Corporate-bond purchases have proven very effective at reducing borrowing costs. On the day of the announcement, the S&P 500 bottomed out and corporate-credit yields peaked. A few days later, the Fed announced it would even buy junk bonds, which carry much greater default risk than government bonds. The following day, the prices of these assets soared.

Many rightly criticize central-bank buying of corporate assets for potentially creating “moral hazard,” giving firms the incentive to take greater risk on the assumption that the Fed will step in to the rescue them when the losses materialize. In March, however, the Fed intervened to mitigate the side effects of an unforeseen pandemic, as opposed to bailing out firms from the consequences of their own behaviors.

Another important concern with QE is that it can be inflationary. The notion is that if the government issues large amounts of money to buy a fixed supply of goods, prices need to rise. The new form of QE preserves credit to firms to continue their production, and supports both demand and supply. It is therefore unlikely to be inflationary.

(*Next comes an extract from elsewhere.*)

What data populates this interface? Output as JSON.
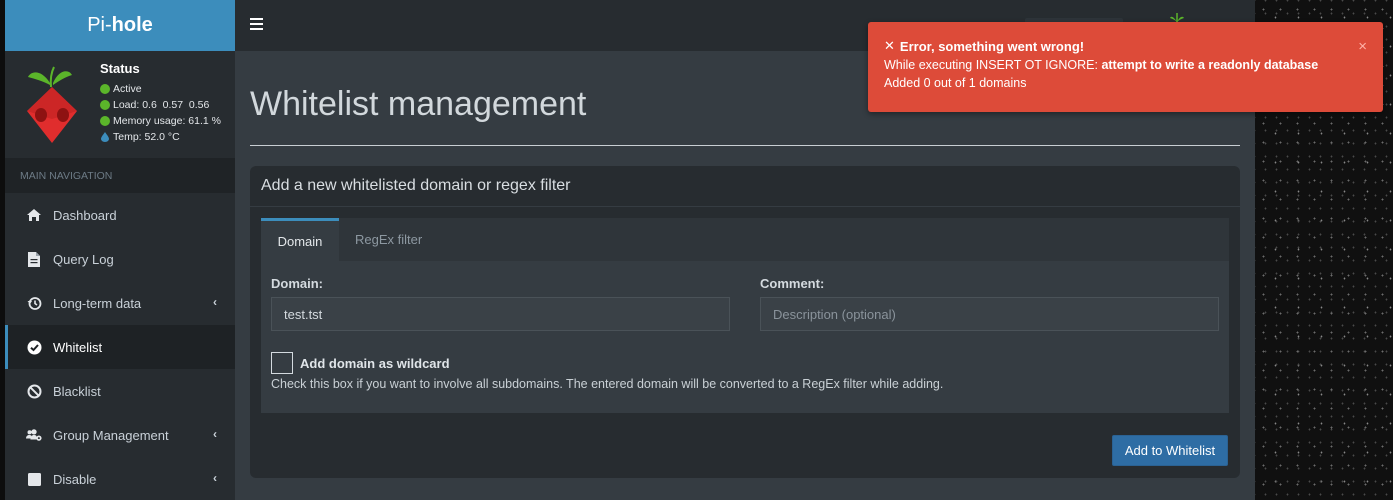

A third criticism is that corporate-bond purchases waste taxpayer money. To the contrary, it is likely that such purchases will ultimately save the government money, as they did during the Great Recession. Boeing, which at one point was looking for a government bailout, ended up being able to raise capital from the markets at reasonable cost after the Fed began its corporate-bond purchase program.

Because the market for government bonds and MBS is large and liquid, even large purchases by the Fed are bound to have limited impact on yields and are quickly offset by portfolio adjustments in the private sector. When liquidity evaporates in the smaller markets for corporate credit, acting as a buyer of last resort is a powerful pushback against expectations of free-falling prices and can have much larger knock-on effects.

QE in the form of government asset purchases has had a limited and declining effect on yields over time. Faced with a new crisis, the Fed rewrote its playbook with new QE programs of corporate-asset purchases. We will likely debate the why and the how of these new interventions for years to come. But the early signs are that they revived the corporate-credit market from the COVID heart attack. One can now only hope that the recovery is as rapid as possible.